Launch vote application with kubernetes. (simiar to docker run command)

kubectl  run vote --image=schoolofdevops/vote:v1

Since the above command is now deprecated, you could also use a alternate command such as

Following is an alternate. run it only if you have not used kubectl run above

kubectl create deployment vote --image=schoolofdevops/vote:v1

You could now validate that the instance of vote app is running by using the following commands,

kubectl get pods

kubectl get deployments

Scalability

Scale the vote app to run 4 instances.

kubectl scale deployment vote --replicas=4
kubectl get deployments,pods

High Availability

kubectl get pods

The above command will list pods. Try to delete a few pods and observe how it affects the availability of your application.

kubectl delete pods vote-xxxx vote-yyyy
kubectl get deploy,rs,pods

Load Balancing

Publish the application (similar to using -P for port mapping)



kubectl expose deployment vote --type=NodePort --port 80

kubectl get svc

Connect to the app, refresh the page to see it load balancing. Also try to vote and observe what happens.

Deploying a new version

kubectl scale deployment vote --replicas=12

kubectl set image deployment vote vote=schoolofdevops/vote:v2

watch the rolling update in action

watch kubectl get deploy,rs,pods

Service Discovery

Pre Test: Try to submit a vote from the frontend vote app. Does that work ?

Now lets launch rest of the apps.

kubectl  create deployment  redis  --image=redis:alpine

kubectl expose deployment redis --port 6379

optionally, you could launch rest of the services.

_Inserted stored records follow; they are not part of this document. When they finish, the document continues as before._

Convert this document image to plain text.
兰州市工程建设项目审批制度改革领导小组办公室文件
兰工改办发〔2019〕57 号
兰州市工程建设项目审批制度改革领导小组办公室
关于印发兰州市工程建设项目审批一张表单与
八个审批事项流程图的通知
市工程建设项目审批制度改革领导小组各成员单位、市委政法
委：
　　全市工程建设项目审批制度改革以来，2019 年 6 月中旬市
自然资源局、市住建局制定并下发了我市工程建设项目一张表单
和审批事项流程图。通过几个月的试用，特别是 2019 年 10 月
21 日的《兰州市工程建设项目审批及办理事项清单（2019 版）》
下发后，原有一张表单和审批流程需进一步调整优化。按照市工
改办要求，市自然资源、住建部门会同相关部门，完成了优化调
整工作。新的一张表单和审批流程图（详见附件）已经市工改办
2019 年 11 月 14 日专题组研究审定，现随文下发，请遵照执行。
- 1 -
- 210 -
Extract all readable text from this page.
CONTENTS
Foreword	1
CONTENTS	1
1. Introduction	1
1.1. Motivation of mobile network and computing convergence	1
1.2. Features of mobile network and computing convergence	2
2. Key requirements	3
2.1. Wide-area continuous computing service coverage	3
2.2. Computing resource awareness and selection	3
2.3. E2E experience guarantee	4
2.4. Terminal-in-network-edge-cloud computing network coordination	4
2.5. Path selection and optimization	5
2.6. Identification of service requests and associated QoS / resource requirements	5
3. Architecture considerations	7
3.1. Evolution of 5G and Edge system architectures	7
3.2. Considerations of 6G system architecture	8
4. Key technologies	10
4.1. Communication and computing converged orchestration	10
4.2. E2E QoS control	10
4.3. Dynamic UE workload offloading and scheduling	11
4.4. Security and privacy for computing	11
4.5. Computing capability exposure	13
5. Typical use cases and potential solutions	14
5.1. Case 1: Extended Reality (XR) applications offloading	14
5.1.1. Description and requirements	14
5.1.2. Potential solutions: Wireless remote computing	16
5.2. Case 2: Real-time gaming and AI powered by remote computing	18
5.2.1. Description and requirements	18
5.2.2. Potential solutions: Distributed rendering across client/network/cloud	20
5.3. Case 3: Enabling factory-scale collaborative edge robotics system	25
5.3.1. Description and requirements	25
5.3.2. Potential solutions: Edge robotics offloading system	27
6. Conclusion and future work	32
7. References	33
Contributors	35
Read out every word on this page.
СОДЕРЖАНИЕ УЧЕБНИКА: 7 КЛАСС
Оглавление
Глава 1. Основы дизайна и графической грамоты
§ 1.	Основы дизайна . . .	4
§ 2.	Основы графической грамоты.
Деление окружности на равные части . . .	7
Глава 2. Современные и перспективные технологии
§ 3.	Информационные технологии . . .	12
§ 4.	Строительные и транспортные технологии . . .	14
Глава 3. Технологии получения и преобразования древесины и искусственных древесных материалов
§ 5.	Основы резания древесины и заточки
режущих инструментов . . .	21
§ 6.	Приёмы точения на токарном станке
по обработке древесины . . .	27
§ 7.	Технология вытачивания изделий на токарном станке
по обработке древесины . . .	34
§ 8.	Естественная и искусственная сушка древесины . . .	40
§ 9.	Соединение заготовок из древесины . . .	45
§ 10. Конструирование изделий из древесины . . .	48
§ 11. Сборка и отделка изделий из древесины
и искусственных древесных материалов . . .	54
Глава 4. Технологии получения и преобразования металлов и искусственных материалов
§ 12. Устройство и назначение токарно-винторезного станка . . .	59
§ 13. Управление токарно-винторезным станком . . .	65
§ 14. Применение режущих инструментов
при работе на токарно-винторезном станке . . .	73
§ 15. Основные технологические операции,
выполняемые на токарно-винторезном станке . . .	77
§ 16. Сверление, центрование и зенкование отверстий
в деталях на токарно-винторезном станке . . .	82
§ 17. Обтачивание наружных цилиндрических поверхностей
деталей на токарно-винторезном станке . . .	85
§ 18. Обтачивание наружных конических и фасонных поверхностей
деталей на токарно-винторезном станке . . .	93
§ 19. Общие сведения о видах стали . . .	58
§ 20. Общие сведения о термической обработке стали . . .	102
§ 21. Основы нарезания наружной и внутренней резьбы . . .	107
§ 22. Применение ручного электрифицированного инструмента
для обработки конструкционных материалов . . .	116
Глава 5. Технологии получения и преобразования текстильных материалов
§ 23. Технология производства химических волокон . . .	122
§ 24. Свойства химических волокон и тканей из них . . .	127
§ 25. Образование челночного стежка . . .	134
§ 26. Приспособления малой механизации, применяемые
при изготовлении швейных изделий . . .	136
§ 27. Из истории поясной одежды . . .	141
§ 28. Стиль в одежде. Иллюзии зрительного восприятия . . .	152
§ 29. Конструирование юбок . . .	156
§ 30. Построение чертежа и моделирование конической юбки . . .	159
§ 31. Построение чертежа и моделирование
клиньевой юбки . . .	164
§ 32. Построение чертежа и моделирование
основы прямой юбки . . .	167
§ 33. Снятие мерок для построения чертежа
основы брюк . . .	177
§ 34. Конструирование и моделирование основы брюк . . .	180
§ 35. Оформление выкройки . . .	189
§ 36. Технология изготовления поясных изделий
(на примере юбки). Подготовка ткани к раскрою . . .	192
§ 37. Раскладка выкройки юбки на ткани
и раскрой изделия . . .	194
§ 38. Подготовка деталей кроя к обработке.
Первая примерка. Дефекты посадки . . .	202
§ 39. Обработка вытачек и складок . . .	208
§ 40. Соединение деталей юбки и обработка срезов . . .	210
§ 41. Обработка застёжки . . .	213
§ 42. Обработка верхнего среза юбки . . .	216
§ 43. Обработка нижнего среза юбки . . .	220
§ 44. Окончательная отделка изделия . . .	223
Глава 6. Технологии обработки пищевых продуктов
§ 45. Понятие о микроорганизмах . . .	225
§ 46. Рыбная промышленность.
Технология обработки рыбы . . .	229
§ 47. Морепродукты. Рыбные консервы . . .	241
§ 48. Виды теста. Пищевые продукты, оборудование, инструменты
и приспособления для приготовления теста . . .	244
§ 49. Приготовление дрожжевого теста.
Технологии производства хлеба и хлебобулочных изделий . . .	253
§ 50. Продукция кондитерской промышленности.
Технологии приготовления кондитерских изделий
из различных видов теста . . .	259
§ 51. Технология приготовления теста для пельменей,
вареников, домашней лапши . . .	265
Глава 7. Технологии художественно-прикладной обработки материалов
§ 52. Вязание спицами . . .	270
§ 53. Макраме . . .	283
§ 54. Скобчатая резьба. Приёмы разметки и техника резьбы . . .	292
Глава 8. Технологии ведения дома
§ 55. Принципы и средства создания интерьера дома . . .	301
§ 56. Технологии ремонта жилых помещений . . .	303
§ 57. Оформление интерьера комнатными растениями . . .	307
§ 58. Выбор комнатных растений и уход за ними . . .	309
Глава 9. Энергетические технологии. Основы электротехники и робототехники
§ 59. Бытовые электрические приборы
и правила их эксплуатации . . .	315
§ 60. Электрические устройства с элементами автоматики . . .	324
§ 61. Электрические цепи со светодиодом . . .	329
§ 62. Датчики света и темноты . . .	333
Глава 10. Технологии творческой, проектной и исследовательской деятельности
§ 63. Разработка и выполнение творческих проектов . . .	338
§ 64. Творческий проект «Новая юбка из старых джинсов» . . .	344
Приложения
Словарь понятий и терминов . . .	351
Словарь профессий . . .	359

kubectl  create deployment  worker --image=schoolofdevops/worker

kubectl  create deployment  db --image=postgres:9.4

kubectl expose deployment db --port 5432

kubectl create deployment  result --image=schoolofdevops/vote-result

kubectl expose deployment result --type=NodePort --port 80

Post Tests:

  • Try to submit a vote from the frontend vote app. Does that work ? If yes, try to deduce how it could connect to the backend applications such as redis.
  • Access results ui application. When you submit vote, do the results change ?

Cleaing up

Once you are done observing, you could delete it with the following commands,


kubectl delete deploy db redis vote worker result

kubectl delete svc db redis result vote

Summary

When you deploy an application in kubernetes, you submit it to the api server/ cluster manager. Kubernetes automatically schedules it on a cluster, networks the pods, provides service discovery. In addition as you observed, your application is scalable, high available and is already running behind a load balancer.